Alors le fond remonte à la surface et l’exaspération emporte tout. Un tiers de la population vit sous le seuil de pauvreté. On relève 60% de chômage chez les jeunes. On les a confinés, contrôlés, frustrés, assommés d’ordres et d’injonctions depuis deux ans. Vie nulle, vie entravée, vie perpétuellement infantilisée. Le tout dans un environnement qui chaque jour témoigne, avec les coupures d’eau, de l’incurie de tous les pouvoirs qui donnent sur ce ton moralisateur leurs consignes. La crise de l’eau n’en finit pas. 60% de l’eau courante est perdue en fuites dans le réseau. Dans la vie de chacun, ce sont les coupures à répétition et les « tours d’eau » par zone. À la rentrée 2020, 44 écoles ont dû fermer faute d’approvisionnement en eau. Comment appliquer les gestes barrières ? Paris s’en fout. La Guadeloupe est pourtant la région où la facture d’eau est la plus élevée. 800 euros de facture moyenne par an, contre 550 euros au niveau national. Il faudrait un milliard d’euros pour réparer les canalisations et le système d’épuration. Un milliard pour assurer le minimum vital en dignité. Mais le « quoiqu’il en coûte » n’intègre pas la dignité des Guadeloupéens.

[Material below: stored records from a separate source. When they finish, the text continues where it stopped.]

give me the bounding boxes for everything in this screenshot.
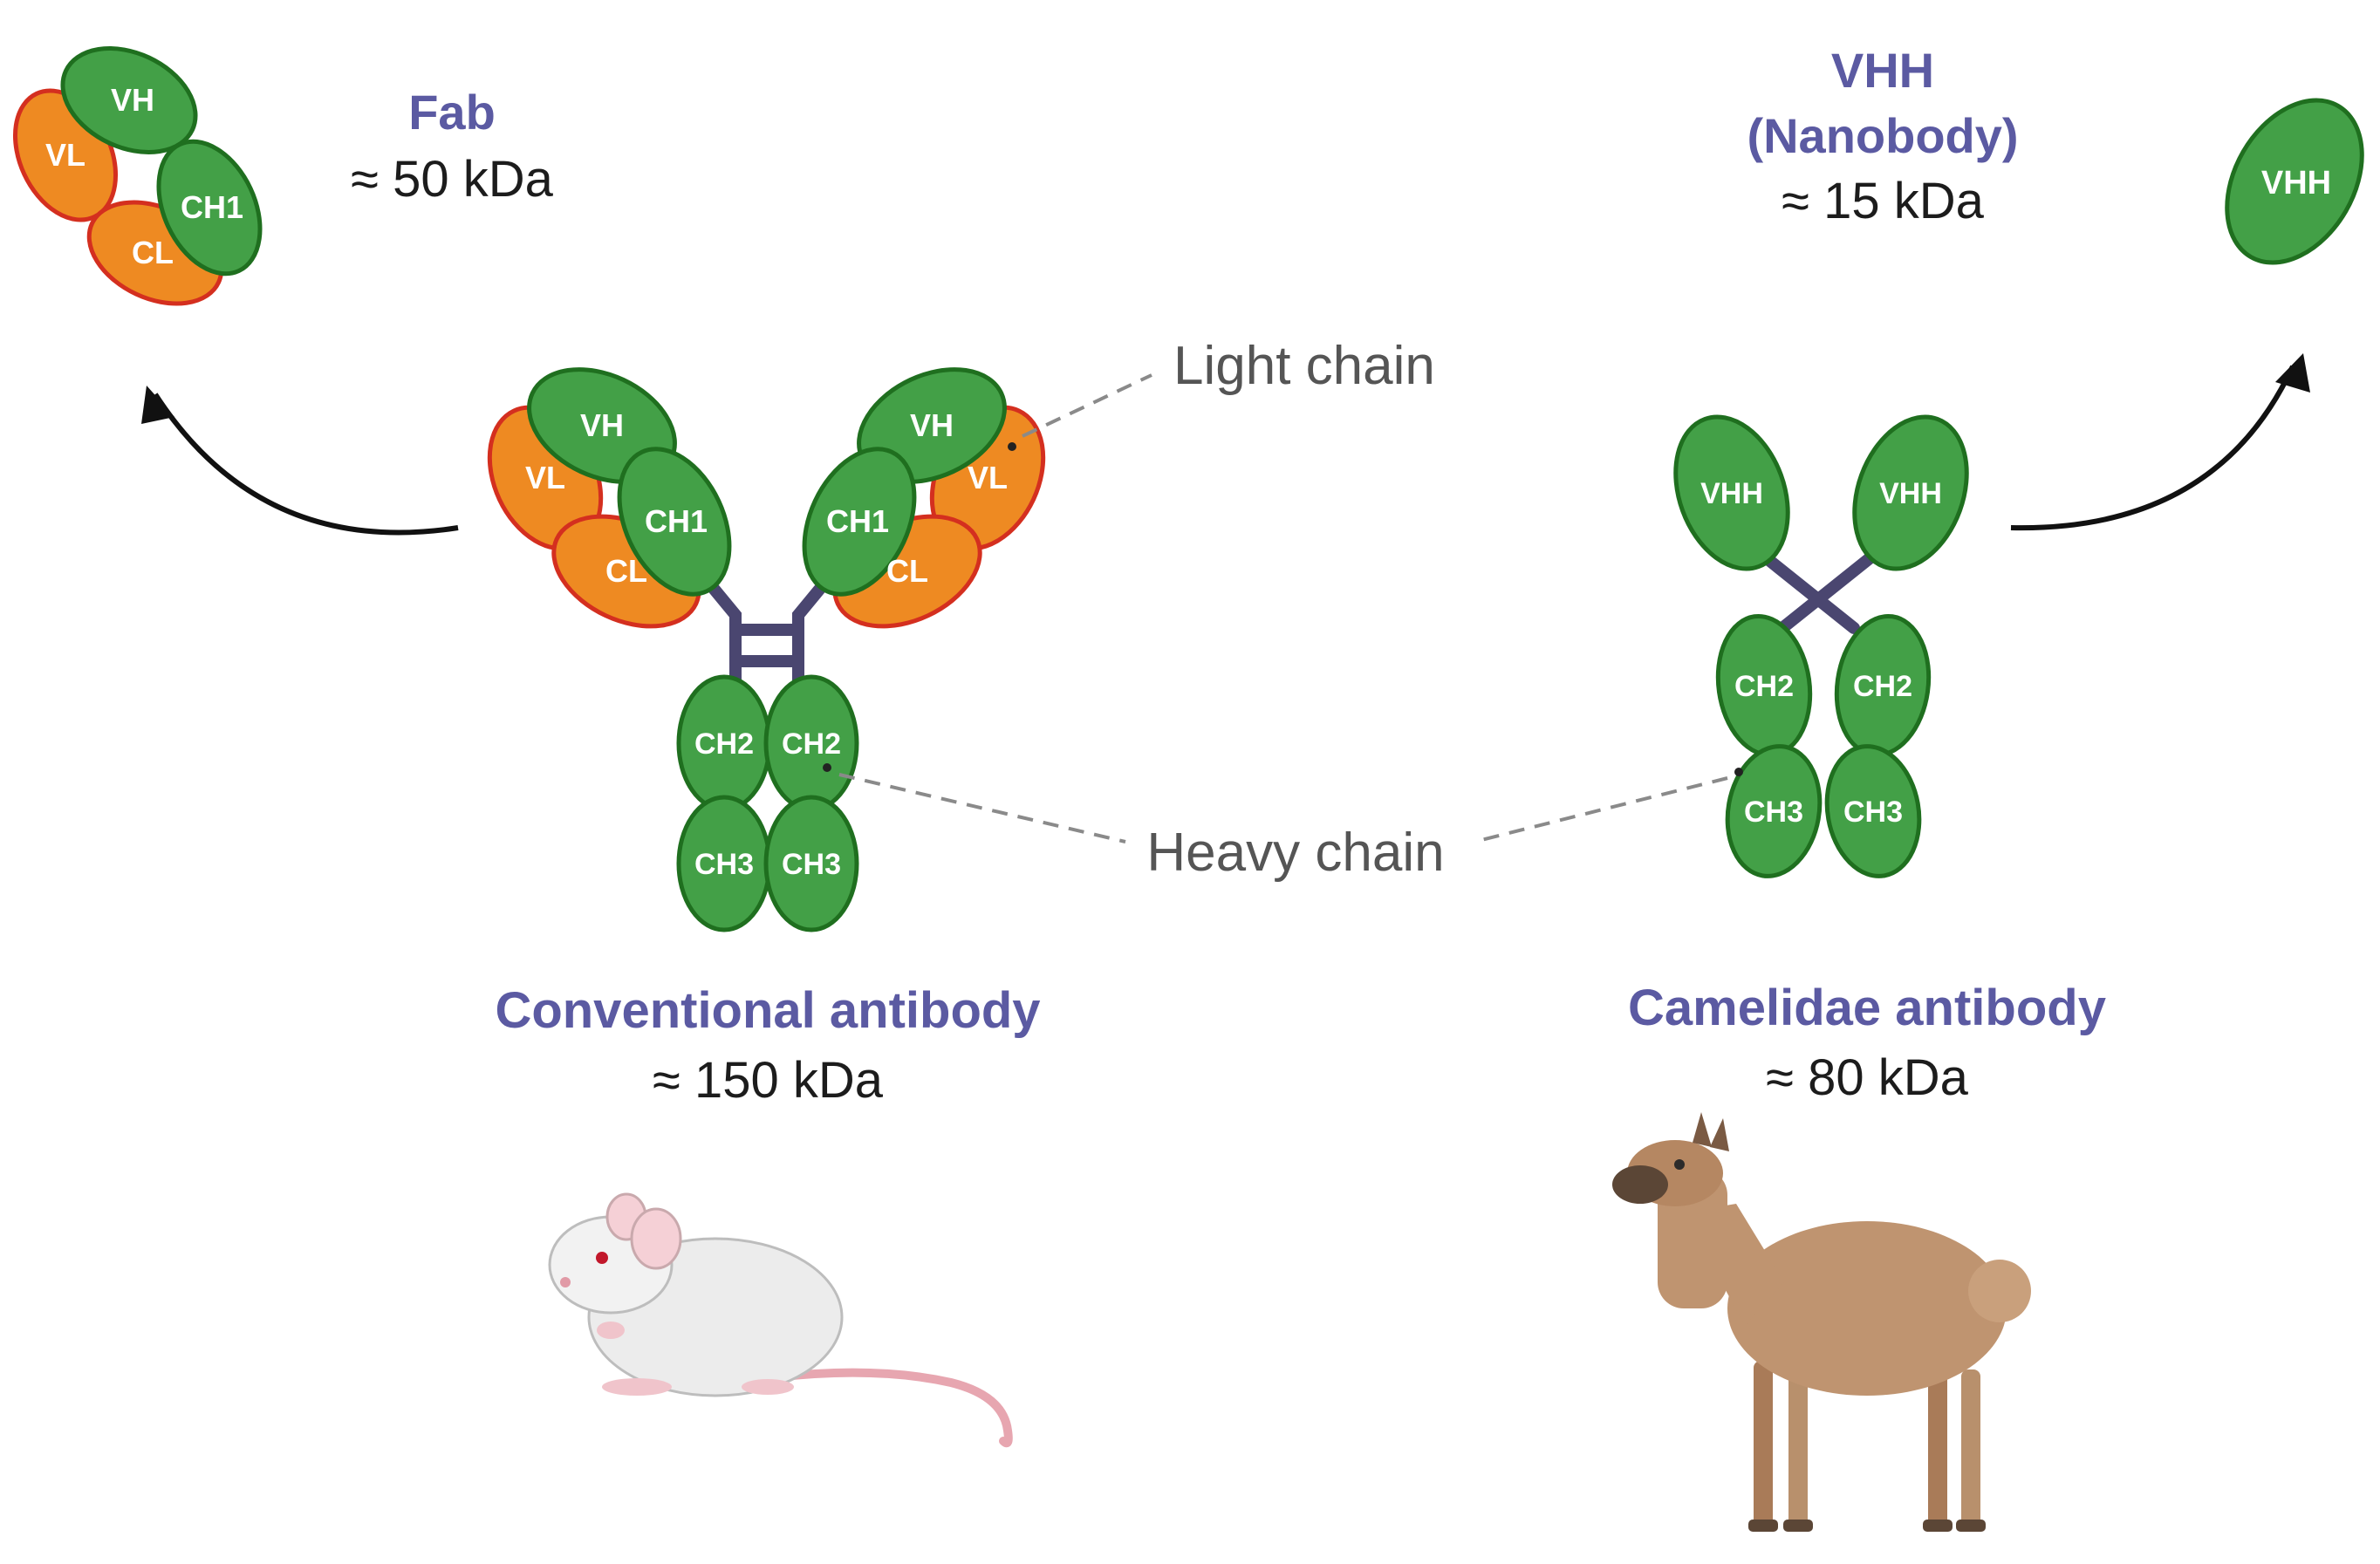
vhh-mass: ≈ 15 kDa <box>1782 173 1984 229</box>
vhh-single-label: VHH <box>2261 165 2331 201</box>
camel-right-vhh-domain <box>1852 414 1969 571</box>
camel-left-vhh-label: VHH <box>1700 477 1763 510</box>
conv-right-vh-label: VH <box>910 407 954 443</box>
conv-left-vh-label: VH <box>580 407 624 443</box>
conventional-antibody-mass: ≈ 150 kDa <box>653 1052 884 1109</box>
conv-right-vl-label: VL <box>968 460 1008 495</box>
conv-left-ch1-domain <box>617 447 732 597</box>
heavy-chain-callout: Heavy chain <box>823 763 1743 883</box>
vhh-title-line2: (Nanobody) <box>1747 108 2018 163</box>
fab-title: Fab <box>408 85 496 140</box>
fab-ch1-domain <box>156 139 263 277</box>
conv-right-cl-label: CL <box>886 553 928 589</box>
conv-left-vl-label: VL <box>525 460 565 495</box>
conventional-antibody: VL CL VH CH1 VL CL VH CH1 CH2 CH2 CH3 CH… <box>487 367 1046 932</box>
camel-left-ch2-label: CH2 <box>1734 670 1794 703</box>
camel-right-ch3-label: CH3 <box>1843 796 1903 829</box>
light-chain-callout: Light chain <box>1008 336 1435 451</box>
vhh-single-domain <box>2225 98 2364 265</box>
llama-icon <box>1612 1112 2031 1532</box>
conv-right-ch1-label: CH1 <box>826 503 889 539</box>
camel-right-ch3-domain <box>1824 744 1922 878</box>
heavy-chain-label: Heavy chain <box>1146 823 1444 883</box>
conv-right-ch2-label: CH2 <box>782 727 841 761</box>
fab-vh-domain <box>60 46 198 154</box>
fab-mass: ≈ 50 kDa <box>351 151 553 208</box>
arrow-to-vhh <box>2010 353 2310 531</box>
mouse-icon <box>548 1192 1013 1448</box>
camel-left-ch3-label: CH3 <box>1744 796 1803 829</box>
camelidae-antibody-mass: ≈ 80 kDa <box>1766 1049 1968 1106</box>
conv-left-ch1-label: CH1 <box>645 503 708 539</box>
camelidae-antibody-title: Camelidae antibody <box>1628 980 2106 1036</box>
vhh-title-line1: VHH <box>1831 43 1934 98</box>
conv-right-ch1-domain <box>802 447 917 597</box>
conv-left-cl-label: CL <box>605 553 647 589</box>
fab-ch1-label: CH1 <box>181 189 243 225</box>
fab-vh-label: VH <box>111 82 154 118</box>
camel-right-ch2-label: CH2 <box>1853 670 1912 703</box>
camel-left-ch3-domain <box>1725 744 1823 878</box>
fab-fragment: VL CL VH CH1 <box>12 46 263 306</box>
arrow-to-fab <box>141 386 459 536</box>
fab-vl-label: VL <box>45 137 85 173</box>
conv-right-ch3-label: CH3 <box>782 848 841 881</box>
camel-left-vhh-domain <box>1673 414 1790 571</box>
light-chain-label: Light chain <box>1173 336 1435 396</box>
camelidae-antibody: VHH VHH CH2 CH2 CH3 CH3 <box>1673 414 1969 878</box>
camel-right-vhh-label: VHH <box>1879 477 1942 510</box>
fab-cl-label: CL <box>132 235 174 270</box>
conv-right-ch3-domain <box>763 795 859 932</box>
conv-left-ch2-label: CH2 <box>694 727 754 761</box>
conv-left-ch3-label: CH3 <box>694 848 754 881</box>
vhh-fragment: VHH <box>2225 98 2364 265</box>
conventional-antibody-title: Conventional antibody <box>495 982 1040 1039</box>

À preuve le sous-investissement permanent dans les territoires ultramarins. L’investissement moyen de l’État par habitant est de 116,29 euros en Outre-mer, contre 176,40 en moyenne à l’échelle nationale. Ça ne va pas s’arranger. En 2019, deux tiers des 32 communes de Guadeloupe approchaient de la banqueroute. Tout cela et combien d’autres choses ont rendu odieux le quotidien. Comme le prix de la vie, les excès de sucre dans l’alimentation vendue dans les grandes surfaces, les monopoles privés insupportables, l’impunité du scandale du chlordécone qui a tué et tue encore.

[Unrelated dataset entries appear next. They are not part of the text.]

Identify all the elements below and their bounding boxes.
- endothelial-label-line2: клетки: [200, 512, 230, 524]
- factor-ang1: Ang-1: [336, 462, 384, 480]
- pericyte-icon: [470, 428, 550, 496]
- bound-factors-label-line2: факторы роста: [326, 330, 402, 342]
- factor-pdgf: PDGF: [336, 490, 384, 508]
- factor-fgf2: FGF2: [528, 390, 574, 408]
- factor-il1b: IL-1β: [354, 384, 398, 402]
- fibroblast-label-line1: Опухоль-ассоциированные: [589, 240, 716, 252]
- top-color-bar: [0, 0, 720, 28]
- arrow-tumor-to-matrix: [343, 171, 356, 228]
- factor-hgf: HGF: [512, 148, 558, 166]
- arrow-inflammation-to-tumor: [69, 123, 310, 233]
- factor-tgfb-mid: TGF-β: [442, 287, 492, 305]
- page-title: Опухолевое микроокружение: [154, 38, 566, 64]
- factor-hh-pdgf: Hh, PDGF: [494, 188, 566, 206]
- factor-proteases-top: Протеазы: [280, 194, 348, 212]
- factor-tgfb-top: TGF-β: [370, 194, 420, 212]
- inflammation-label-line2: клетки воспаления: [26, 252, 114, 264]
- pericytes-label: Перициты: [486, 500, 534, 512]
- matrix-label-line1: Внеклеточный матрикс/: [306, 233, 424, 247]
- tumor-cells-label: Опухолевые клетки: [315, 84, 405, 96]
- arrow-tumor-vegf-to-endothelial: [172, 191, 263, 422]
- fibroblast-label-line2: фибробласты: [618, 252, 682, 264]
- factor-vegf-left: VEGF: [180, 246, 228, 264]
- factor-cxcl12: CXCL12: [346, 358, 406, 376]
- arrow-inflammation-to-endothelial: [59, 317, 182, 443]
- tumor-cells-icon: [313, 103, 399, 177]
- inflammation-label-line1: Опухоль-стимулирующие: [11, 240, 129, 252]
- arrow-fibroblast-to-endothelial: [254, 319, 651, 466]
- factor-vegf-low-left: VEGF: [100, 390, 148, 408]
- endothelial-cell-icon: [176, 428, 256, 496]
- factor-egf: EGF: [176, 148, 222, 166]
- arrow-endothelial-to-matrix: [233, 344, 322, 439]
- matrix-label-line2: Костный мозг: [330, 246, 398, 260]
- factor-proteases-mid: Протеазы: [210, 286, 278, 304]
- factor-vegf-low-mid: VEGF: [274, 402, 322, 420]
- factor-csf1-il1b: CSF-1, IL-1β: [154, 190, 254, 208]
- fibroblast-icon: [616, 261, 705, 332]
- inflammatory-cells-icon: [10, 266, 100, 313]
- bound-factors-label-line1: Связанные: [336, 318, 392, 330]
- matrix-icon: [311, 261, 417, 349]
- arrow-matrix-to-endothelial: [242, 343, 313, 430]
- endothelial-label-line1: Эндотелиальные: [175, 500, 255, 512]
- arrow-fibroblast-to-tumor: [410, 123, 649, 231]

Peut-être est-ce le chlordécone qui a tué toute confiance dans la parole officielle sur l’île. Le scandale du Chlordécone reste à vif. Ce pesticide utilisé à gros bouillon dans les bananeraies. Il a été interdit en 1990 en métropole et en 1976 aux USA. Mais seulement en 1993 aux Antilles, le temps de vendre tout le stock.  Sa toxicité était pourtant connue depuis les années 70. Désormais, 90% de la population est contaminée. Il y en a partout. Dans l’eau, sur la terre, dans l’air. tout au long du cycle de l’eau. La durée de vie du chlordécone ? 700 ans. Sur place à la tête d’une commission d’enquête de l’Assemblée Nationale, la présidente du groupe LFI Mathilde Panot a fait du bon boulot d’alerte et de préconisation.

Là dessus arrive la pandémie. L’abandon sanitaire éclate alors aux yeux de tous. Toutes les infrastructures sont vétustes. Le CHU a subi un incendie en 2017 et il a subi comme tout le monde les coupures d’eau pendant la pandémie. Un nouveau CHU doit voir le jour. Il paraît que ce sera en 2022. En Guadeloupe, il y a 354 médecins pour 100 000 habitants, contre 437 à l’échelle nationale. Il y a 48 lits d’hôpital pour 10 000 habitants contre 60 pour l’Hexagone. Oui : 20 % de moins. Pourquoi ? Ce qui se joue à présent c’est la contagion. D’abord aux autres DOM et TOM. Sur ce point, c’est déjà bien amorcé. Ensuite à l’hexagone. Ça vient. La même bêtise aveuglée produira partout le même effet.